• Merhaba, Kadınlar Kulübü'ne ÜCRETSİZ üye olarak yorumlar ile katkıda bulunabilir veya aklınıza takılan soruları sorabilirsiniz.

Popüler Konu Verimli Rutin

şimdi daha net anladım söylediklerini
kendimce sorunum bu : o an sorunlara odaklanmak, o an çözüm bulmak istemek..
durup sakinleşmeyi beklemem gerek..
ayroıca o an çözsem de çözmesem de hep ilk giden ilk sarılan benim
hem ayrı olmaya kıyamayıp dayanamıyorum hem de kırgınlığım net anlaşılmadan gittiğimden sorun çözülmüyor
nasıl olsa sahihuban gelir '' bakışı da luyor maalesef..

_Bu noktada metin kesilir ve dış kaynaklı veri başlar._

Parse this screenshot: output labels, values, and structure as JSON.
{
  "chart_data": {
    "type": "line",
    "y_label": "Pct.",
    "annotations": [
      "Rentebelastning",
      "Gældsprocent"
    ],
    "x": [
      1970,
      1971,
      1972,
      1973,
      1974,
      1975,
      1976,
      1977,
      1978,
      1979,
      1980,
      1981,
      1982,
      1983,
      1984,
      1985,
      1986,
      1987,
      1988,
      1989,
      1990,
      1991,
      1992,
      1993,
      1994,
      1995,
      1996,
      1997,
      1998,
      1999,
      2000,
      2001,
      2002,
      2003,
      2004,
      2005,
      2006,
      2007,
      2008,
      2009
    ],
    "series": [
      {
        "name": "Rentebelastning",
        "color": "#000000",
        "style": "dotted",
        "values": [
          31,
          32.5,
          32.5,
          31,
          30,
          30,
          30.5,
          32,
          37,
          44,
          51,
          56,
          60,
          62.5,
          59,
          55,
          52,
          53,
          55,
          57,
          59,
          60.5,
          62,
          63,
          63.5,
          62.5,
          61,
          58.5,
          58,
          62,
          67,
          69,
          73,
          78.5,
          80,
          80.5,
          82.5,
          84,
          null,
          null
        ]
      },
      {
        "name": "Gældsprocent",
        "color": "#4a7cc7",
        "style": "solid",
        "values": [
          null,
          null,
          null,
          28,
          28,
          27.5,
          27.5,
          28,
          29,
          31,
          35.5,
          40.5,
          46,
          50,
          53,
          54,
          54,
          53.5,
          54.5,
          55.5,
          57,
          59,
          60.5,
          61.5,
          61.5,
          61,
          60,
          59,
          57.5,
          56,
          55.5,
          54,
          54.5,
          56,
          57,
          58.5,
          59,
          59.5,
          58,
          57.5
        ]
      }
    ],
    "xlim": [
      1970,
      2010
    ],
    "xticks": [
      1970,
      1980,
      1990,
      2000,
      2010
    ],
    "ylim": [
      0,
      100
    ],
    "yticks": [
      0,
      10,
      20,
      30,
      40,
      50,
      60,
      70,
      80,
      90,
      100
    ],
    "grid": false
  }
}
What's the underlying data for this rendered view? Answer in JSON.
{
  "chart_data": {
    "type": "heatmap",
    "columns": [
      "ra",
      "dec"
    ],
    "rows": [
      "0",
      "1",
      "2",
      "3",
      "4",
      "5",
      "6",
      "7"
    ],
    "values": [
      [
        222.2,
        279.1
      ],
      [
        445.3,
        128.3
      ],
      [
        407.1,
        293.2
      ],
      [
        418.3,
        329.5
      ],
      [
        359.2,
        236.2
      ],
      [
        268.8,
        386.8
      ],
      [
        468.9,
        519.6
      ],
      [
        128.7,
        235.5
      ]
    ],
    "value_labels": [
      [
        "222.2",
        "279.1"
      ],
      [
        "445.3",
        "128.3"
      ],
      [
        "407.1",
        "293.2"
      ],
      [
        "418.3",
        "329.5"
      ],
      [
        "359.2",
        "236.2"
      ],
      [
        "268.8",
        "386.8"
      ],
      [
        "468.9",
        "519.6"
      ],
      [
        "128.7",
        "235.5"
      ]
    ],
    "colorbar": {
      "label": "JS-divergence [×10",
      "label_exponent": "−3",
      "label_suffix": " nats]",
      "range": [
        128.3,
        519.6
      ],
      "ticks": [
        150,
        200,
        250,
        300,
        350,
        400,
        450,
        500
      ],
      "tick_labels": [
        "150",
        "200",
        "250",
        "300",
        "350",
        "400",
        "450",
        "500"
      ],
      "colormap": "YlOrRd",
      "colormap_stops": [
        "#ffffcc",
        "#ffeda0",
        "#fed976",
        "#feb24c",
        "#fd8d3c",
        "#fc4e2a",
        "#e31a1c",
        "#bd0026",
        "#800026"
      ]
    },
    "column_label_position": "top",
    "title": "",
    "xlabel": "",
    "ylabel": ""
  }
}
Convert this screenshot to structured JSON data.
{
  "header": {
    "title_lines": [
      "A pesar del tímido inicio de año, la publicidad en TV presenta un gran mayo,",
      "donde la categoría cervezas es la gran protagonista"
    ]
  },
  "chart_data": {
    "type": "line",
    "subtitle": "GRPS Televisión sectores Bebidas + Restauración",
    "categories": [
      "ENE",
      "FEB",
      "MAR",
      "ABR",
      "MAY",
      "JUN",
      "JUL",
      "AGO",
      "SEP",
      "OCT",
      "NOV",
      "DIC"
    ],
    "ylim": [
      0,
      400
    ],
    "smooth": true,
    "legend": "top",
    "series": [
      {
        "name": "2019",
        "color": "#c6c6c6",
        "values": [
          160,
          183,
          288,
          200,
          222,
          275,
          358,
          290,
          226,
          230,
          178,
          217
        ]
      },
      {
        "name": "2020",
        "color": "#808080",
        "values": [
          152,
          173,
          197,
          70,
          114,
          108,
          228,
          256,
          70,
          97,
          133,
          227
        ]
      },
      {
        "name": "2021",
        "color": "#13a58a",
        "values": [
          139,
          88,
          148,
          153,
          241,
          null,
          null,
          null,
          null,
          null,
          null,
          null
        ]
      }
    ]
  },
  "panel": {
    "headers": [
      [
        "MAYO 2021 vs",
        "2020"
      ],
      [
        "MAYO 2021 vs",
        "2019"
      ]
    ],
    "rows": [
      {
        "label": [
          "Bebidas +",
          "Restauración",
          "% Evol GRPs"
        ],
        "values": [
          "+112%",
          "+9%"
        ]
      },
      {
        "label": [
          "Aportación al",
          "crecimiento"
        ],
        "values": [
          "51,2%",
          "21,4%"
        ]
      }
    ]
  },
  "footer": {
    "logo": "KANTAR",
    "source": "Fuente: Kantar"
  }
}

Bizde de ben hep inat eden taraf eşim de gelip özür dileyen taraf olur
Açıkçası eşimin nasılsa geleceğini bilmek benim inadımı daha da yükseltmeme sebep olabiliyor
Ama ilişki evlilik denge işleri
Bir taraf toparlarken bir taraf yıkabiliyor
Bizde son zamanları zor geçiriyoruz
Sevgimi sorguladığım anlar bile oldu
Bizim çözüm yolumuz konuşmak oldu
Rahatsız olduğumuz, karşı tarafı irrite eden ne varsa konuşup iç dökmek
 
şimdi daha net anladım söylediklerini
kendimce sorunum bu : o an sorunlara odaklanmak, o an çözüm bulmak istemek..
durup sakinleşmeyi beklemem gerek..
ayroıca o an çözsem de çözmesem de hep ilk giden ilk sarılan benim
hem ayrı olmaya kıyamayıp dayanamıyorum hem de kırgınlığım net anlaşılmadan gittiğimden sorun çözülmüyor
nasıl olsa sahihuban gelir '' bakışı da luyor maalesef..
İnan aynı beni anlatmışsın, aynı böyleydim ben de. Eşim de biraz zamana ihtiyaç duyardı. İlk yıl baya sıkıntı yaşadık bu farklılık yüzünden. Sonra dedim ki böyle bir yere varamayacağız, eşimi değiştiremem ama kendimi değiştirip geliştirebilirim. Hemen olmuyor kesinlikle ama bu bilinçle hareket etmeye çalışıyorum. Kendine hakim oldukça alışkanlık haline geliyor.
 
Bu saydıklarından sadece evimde uyanmak maddesini gerçekleştirebildiğimi fark ettim:işsiz:
Eşime en son ne zaman sarıldığımı hatırlamıyorum.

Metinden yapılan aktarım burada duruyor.